Carryl Tinsley, Furman University Student

Carryl Tinsley '16

Hometown: Wilmington, North Carolina

Major: Communication Studies and Religion

At first glance, it’s easy to conclude that college didn’t change Carryl Tinsley much at all. She left the same devout Christian she was when she arrived, and her efforts to help the homeless remain as determined as they were when she started a non-profit in high school called “Clothed In Love.”

Make no mistake, though: Thanks to Furman’s Exploration of Vocation and Ministry (EVM) program and a chance decision to take an Advocacy class that has set her career path toward nonprofit communications, a different person moved to the capital of North Carolina after graduation to be a Raleigh Fellow with the Raleigh Fellows Program.

“In high school I was never really challenged as far as my faith went. I felt like everything was easy, and everybody just seemed to be like me,” Tinsley said. “EVM was a place where my faith was challenged the most, because it’s a room full of people who believe very differently on a lot of big issues. It’s been tough to learn how to have those conversations and also love those people.”

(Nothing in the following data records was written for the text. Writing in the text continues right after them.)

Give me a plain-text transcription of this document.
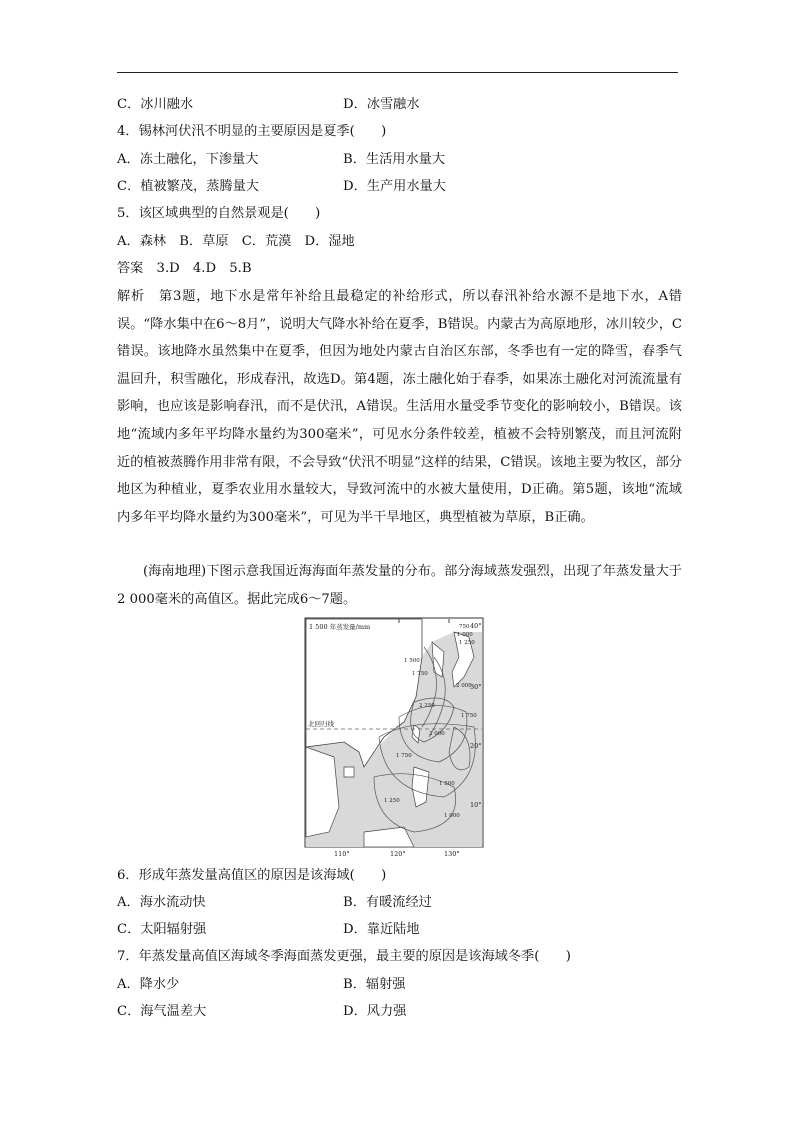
C．冰川融水	D．冰雪融水
4．锡林河伏汛不明显的主要原因是夏季(　　)
A．冻土融化，下渗量大	B．生活用水量大
C．植被繁茂，蒸腾量大	D．生产用水量大
5．该区域典型的自然景观是(　　)
A．森林　B．草原　C．荒漠　D．湿地
答案　3.D　4.D　5.B

解析　第3题，地下水是常年补给且最稳定的补给形式，所以春汛补给水源不是地下水，A错误。“降水集中在6～8月”，说明大气降水补给在夏季，B错误。内蒙古为高原地形，冰川较少，C错误。该地降水虽然集中在夏季，但因为地处内蒙古自治区东部，冬季也有一定的降雪，春季气温回升，积雪融化，形成春汛，故选D。第4题，冻土融化始于春季，如果冻土融化对河流流量有影响，也应该是影响春汛，而不是伏汛，A错误。生活用水量受季节变化的影响较小，B错误。该地“流域内多年平均降水量约为300毫米”，可见水分条件较差，植被不会特别繁茂，而且河流附近的植被蒸腾作用非常有限，不会导致“伏汛不明显”这样的结果，C错误。该地主要为牧区，部分地区为种植业，夏季农业用水量较大，导致河流中的水被大量使用，D正确。第5题，该地“流域内多年平均降水量约为300毫米”，可见为半干旱地区，典型植被为草原，B正确。

(海南地理)下图示意我国近海海面年蒸发量的分布。部分海域蒸发强烈，出现了年蒸发量大于2 000毫米的高值区。据此完成6～7题。

1 500 年蒸发量/mm
北回归线
750
1 000
1 250
1 500
1 750
2 000
2 250
1 750
2 000
1 750
1 500
1 250
1 000
40°
30°
20°
10°
110°	120°	130°
6．形成年蒸发量高值区的原因是该海域(　　)
A．海水流动快	B．有暖流经过
C．太阳辐射强	D．靠近陆地
7．年蒸发量高值区海域冬季海面蒸发更强，最主要的原因是该海域冬季(　　)
A．降水少	B．辐射强
C．海气温差大	D．风力强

EVM also opened the door to an internship at Triune Mercy Center in Greenville, where her lifelong assumptions about how to help the homeless were rattled to the core. Giving stuff wasn’t the answer, but giving of self could be.

“At Triune they felt like they were starting to enable the homeless to stay in their situation longer and just be comfortable there rather than actually getting them out of homelessness. I started to see that as an issue, and I never had before,” Tinsley said. “I remember Triune Pastor Deb Richardson-Moore saying that the biggest complaint of people living in homelessness is not being cold or being hungry or not having clothes but being looked through. That was really, really powerful for me.”